Une omniprésence qui mérite réflexion
Si l’on reconnaît le talent et l’effort des acteurs, réalisateurs, producteurs et techniciens qui nous offrent ces publicités, il est regrettable que la concentration de ce phénomène se manifeste surtout pendant des périodes intensives comme le mois de Ramadan, où le consommateur est bombardé par des spots parfois médiocres ou redondants.
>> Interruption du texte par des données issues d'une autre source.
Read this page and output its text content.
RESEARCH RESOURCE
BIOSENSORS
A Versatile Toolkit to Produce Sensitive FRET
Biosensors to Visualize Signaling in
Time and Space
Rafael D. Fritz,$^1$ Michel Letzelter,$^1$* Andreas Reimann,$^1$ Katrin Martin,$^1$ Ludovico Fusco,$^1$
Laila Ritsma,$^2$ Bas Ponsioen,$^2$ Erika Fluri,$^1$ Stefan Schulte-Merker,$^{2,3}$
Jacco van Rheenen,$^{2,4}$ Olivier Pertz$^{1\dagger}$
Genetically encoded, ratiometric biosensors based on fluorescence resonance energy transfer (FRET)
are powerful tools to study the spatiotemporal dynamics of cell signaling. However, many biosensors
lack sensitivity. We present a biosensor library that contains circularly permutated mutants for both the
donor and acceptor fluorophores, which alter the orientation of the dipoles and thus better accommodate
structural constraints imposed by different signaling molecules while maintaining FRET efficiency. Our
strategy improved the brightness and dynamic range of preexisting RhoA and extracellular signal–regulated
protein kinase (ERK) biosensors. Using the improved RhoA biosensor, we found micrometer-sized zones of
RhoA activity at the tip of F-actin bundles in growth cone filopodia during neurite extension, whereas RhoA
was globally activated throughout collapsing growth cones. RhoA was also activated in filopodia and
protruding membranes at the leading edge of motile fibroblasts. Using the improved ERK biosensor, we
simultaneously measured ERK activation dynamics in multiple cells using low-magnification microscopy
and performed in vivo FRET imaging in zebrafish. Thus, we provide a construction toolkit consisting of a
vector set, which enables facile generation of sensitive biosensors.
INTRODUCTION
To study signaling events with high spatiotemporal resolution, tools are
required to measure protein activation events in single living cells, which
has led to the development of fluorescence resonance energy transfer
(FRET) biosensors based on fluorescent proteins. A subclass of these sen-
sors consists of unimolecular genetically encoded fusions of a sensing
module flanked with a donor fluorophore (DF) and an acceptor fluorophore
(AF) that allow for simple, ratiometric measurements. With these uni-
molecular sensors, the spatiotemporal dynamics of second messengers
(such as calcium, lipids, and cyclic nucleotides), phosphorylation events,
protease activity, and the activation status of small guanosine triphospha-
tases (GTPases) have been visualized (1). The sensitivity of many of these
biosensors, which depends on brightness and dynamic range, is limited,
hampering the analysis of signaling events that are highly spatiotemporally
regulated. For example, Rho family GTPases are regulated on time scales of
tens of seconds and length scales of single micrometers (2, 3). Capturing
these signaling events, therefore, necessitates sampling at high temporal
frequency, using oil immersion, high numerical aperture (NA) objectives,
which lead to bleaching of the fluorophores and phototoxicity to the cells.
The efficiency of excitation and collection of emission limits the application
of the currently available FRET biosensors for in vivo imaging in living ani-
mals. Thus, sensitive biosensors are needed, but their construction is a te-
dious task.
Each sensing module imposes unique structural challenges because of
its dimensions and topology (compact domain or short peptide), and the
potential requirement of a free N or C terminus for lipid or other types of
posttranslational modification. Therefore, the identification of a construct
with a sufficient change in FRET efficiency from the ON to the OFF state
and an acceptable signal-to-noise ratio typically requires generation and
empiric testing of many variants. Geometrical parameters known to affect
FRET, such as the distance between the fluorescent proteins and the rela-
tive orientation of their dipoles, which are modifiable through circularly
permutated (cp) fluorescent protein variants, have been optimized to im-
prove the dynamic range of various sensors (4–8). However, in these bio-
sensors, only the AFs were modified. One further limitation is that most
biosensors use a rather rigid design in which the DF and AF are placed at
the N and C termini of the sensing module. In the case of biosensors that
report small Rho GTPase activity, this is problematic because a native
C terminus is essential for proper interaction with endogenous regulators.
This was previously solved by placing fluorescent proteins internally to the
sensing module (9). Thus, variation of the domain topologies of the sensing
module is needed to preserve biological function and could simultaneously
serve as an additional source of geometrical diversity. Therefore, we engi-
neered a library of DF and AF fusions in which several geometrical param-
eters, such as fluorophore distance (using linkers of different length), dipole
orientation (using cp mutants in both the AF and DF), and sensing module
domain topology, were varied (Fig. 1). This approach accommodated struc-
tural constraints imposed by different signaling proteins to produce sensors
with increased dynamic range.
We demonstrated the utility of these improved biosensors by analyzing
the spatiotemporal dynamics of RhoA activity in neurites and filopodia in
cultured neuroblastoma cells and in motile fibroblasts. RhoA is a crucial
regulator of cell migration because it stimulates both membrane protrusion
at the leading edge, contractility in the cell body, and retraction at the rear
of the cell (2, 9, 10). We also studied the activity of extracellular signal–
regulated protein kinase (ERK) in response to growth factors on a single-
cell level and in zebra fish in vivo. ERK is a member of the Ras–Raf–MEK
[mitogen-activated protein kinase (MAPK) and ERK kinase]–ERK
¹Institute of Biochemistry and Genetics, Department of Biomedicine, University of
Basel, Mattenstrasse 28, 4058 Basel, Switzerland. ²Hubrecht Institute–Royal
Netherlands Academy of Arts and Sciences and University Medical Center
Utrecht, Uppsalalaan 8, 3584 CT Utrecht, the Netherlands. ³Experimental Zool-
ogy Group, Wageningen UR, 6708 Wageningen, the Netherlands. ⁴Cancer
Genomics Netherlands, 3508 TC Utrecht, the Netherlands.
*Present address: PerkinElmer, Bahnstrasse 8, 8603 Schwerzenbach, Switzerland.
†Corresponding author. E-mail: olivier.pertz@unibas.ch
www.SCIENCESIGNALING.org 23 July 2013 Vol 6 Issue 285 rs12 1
L’effet final ? Une saturation qui peut nuire à la créativité et à la qualité des campagnes publicitaires.
En Tunisie, voir un acteur dans 60 % des publicités est scientifiquement possible, mais comporte des risques significatifs pour l’efficacité publicitaire, la crédibilité des marques et la perception du public. Le phénomène mérite une réflexion plus approfondie de la part des agences de publicité et des entreprises : la sur-exposition d’un acteur peut transformer une stratégie de familiarité en stratégie de rejet.